Em 2016, o folheto de um novo empreendimento no bairro já mostrava as mudanças planejadas para a entrada do loteamento Jardim Guarani, no Córrego Grande. Na vista aérea montada com 3D e Photoshop, o terreno onde ficam a padaria, a casa cor de salmão e a borracharia virou um inóspito triângulo gramado.
Três anos depois, em 2019, ouvi dizer que os acertos para a obra haviam saído. Apressei-me para desenhar o lugar antes que fosse abaixo.
Elegi a padaria, que viria a ser o primeiro desenho da série. Sentei-me em frente ao letreiro da farmácia vizinha às dez da manhã de um domingo de junho. De camiseta preta de manga comprida, passei calor, mas fui poupado dos mosquitos.
— Quanto custa esse seu desenho? — pergunta a atendente da farmácia que, ao se aproximar, deu-me a impressão de que fosse reclamar de eu estar bloqueando o luminoso. Defensor irrecuperável das atividades que não dão dinheiro, expliquei que não tinha a intenção de vender.
— Você dá aulas?, me pergunta uma moradora. É magra e aparenta pouco mais de cinquenta anos. Conta que seu pai era publicitário, desenhista autodidata e também se aventurou pelas histórias em quadrinhos.
Comércio local
Deve haver milhares de cenários iguais a esse Brasil afora: uma padaria modesta que nos fins de semana oferece frango assado. Quando me mudei para o bairro, em 2006, ela se chamava Grande Pássaro e os donos não abriam no sábado por motivos religiosos (nem no domingo, aliás). Antes disso, foi uma mercearia de propriedade do casal que morava na casa ao lado.
A padaria ficou um tempo fechada, foi reformada e reabriu com um novo nome, tão estranho quanto o anterior: Maria Farinha. A balconista do caixa costumava me agradecer com um “vá com Deus” assim que eu pagava a compra. Como nunca fui atropelado, assaltado e nem sequer tropecei no caminho até em casa, suponho que esse Deus cuide até dos ateus.
A padaria continuou modesta, sem cervejas artesanais, pães australianos nem presunto de Parma. Fechou em algum momento no meio da pandemia e ficou abandonada, recebendo as previsíveis pixações.
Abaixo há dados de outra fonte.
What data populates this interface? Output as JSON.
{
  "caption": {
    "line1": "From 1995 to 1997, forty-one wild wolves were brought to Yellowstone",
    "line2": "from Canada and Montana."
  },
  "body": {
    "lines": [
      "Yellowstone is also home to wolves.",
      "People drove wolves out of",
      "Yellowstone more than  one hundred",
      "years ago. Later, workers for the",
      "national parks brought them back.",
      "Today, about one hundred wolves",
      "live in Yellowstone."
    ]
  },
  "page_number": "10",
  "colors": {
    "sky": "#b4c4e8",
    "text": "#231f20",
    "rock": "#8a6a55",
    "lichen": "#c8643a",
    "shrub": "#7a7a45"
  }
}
O pagamento das desapropriações há poucas semanas veio acompanhado da retirada das janelas e de uma porta de vidro estilhaçada.
Ontem de manhã, ao passar de carro para fazer a feira, uma escavadeira havia recém terminado de demolir a borracharia. A casa e a padaria vieram abaixo na sequência. A operação, assistida pelos moradores, durou menos de duas horas. Um rapaz quase foi atingido pelo braço da máquina enquanto tentava pegar arames de metal.
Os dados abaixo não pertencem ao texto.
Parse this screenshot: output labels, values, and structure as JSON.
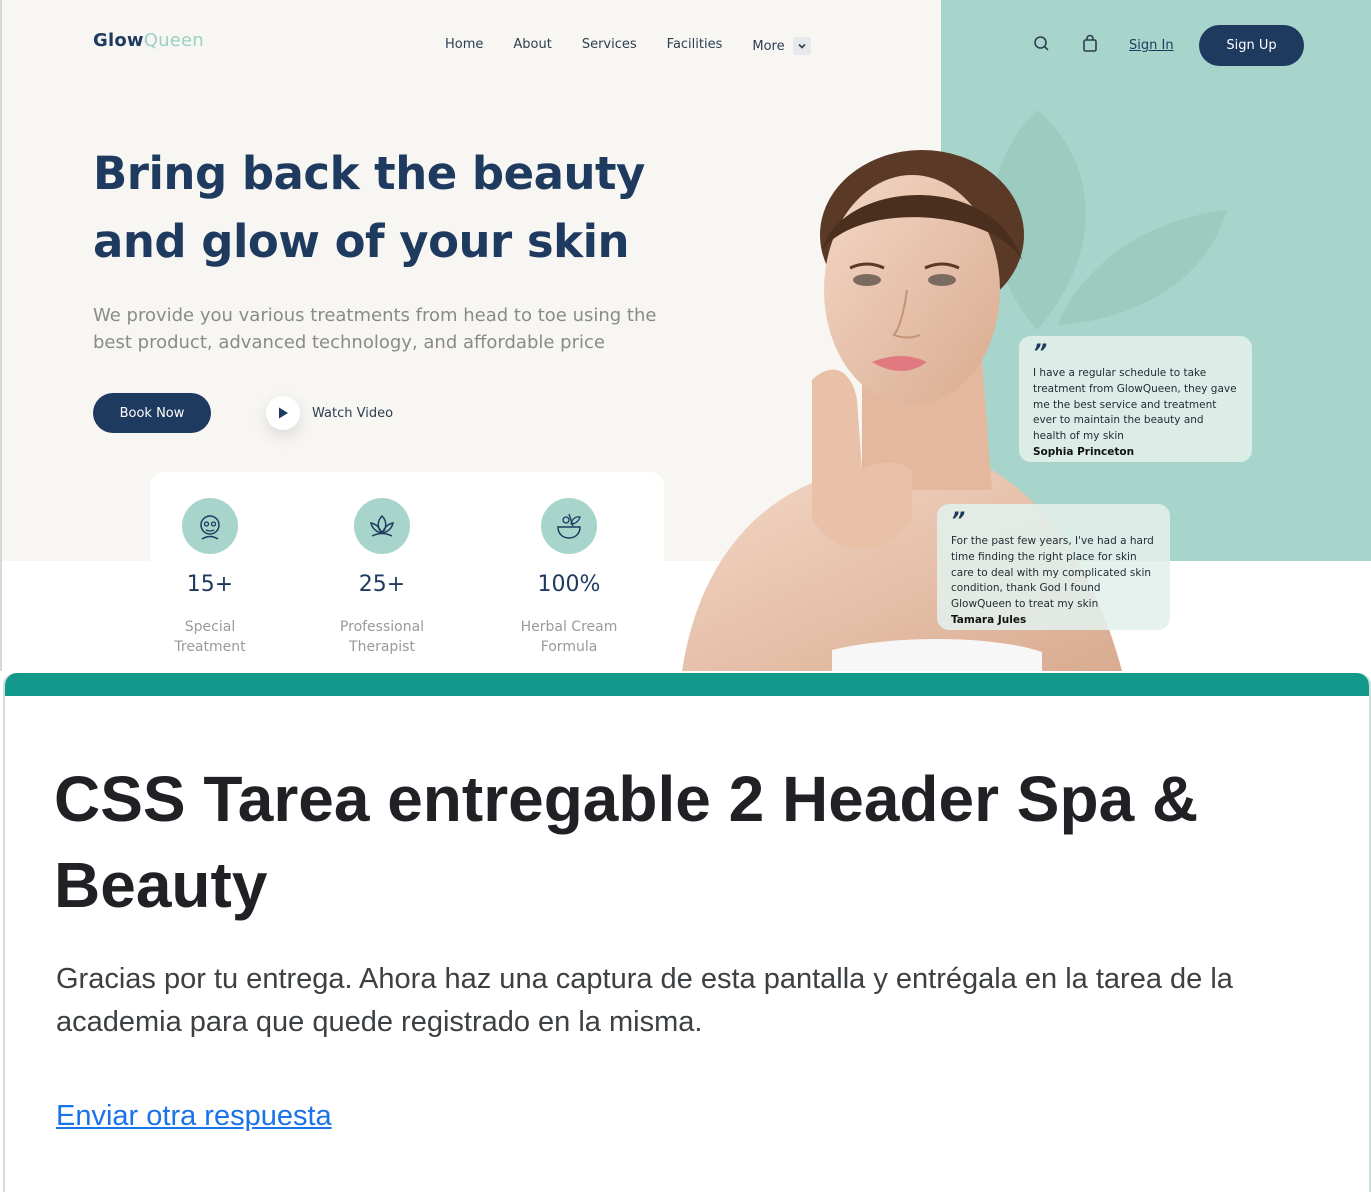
{
  "site": {
    "logo": {
      "part1": "Glow",
      "part2": "Queen"
    },
    "nav": [
      "Home",
      "About",
      "Services",
      "Facilities",
      "More"
    ],
    "icons": {
      "search": "search-icon",
      "cart": "shopping-bag-icon",
      "more_toggle": "chevron-down-icon",
      "play": "play-icon"
    },
    "auth": {
      "signin": "Sign In",
      "signup": "Sign Up"
    },
    "hero": {
      "title_line1": "Bring back the beauty",
      "title_line2": "and glow of your skin",
      "subtitle": "We provide you various treatments from head to toe using the best product, advanced technology, and affordable price",
      "book_label": "Book Now",
      "watch_label": "Watch Video"
    },
    "stats": [
      {
        "icon": "face-mask-icon",
        "value": "15+",
        "label_line1": "Special",
        "label_line2": "Treatment"
      },
      {
        "icon": "lotus-icon",
        "value": "25+",
        "label_line1": "Professional",
        "label_line2": "Therapist"
      },
      {
        "icon": "herbal-bowl-icon",
        "value": "100%",
        "label_line1": "Herbal Cream",
        "label_line2": "Formula"
      }
    ],
    "testimonials": [
      {
        "quote_mark": "”",
        "lines": [
          "I have a regular schedule to take",
          "treatment from GlowQueen, they gave",
          "me the best service and treatment",
          "ever to maintain the beauty and",
          "health of my skin"
        ],
        "author": "Sophia Princeton"
      },
      {
        "quote_mark": "”",
        "lines": [
          "For the past few years, I've had a hard",
          "time finding the right place for skin",
          "care to deal with my complicated skin",
          "condition, thank God I found",
          "GlowQueen to treat my skin"
        ],
        "author": "Tamara Jules"
      }
    ],
    "colors": {
      "navy": "#1e3a5f",
      "mint": "#a8d5cb",
      "cream": "#f8f6f3"
    }
  },
  "form": {
    "title": "CSS Tarea entregable 2 Header Spa & Beauty",
    "message": "Gracias por tu entrega. Ahora haz una captura de esta pantalla y entrégala en la tarea de la academia para que quede registrado en la misma.",
    "link": "Enviar otra respuesta",
    "accent": "#12998c"
  }
}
Algumas pessoas ainda conseguiram salvar ripas de madeira dos escombros. Entre elas, um senhor que passa por mim carregando um feixe nos ombros enquanto tento fotografar a demolição. “Vamos desenhar, vamos desenhar”, cobra ele.
Sobre o desenho
Este registro é parte de uma série que retrata o bairro Córrego Grande, em Florianópolis. Assim como vários outros, ele sofre mudanças decorrentes da especulação imobiliária e de prefeitos e vereadores financiados pelas construtoras.
O projeto vai se desdobrar em exposição e livro. Cadastre seu email para eu informá-la(o) quando houver novidades.
- Caneta ponta fina Uni Pin 0,8 mm
- Waterbrush Pentel
- Aquarela Talens Van Gogh em pastilhas
- Papel Canson Watercolor 300 g/m²
- 22,9 × 30,5 cm
Desenhado in loco em 9 de junho de 2019.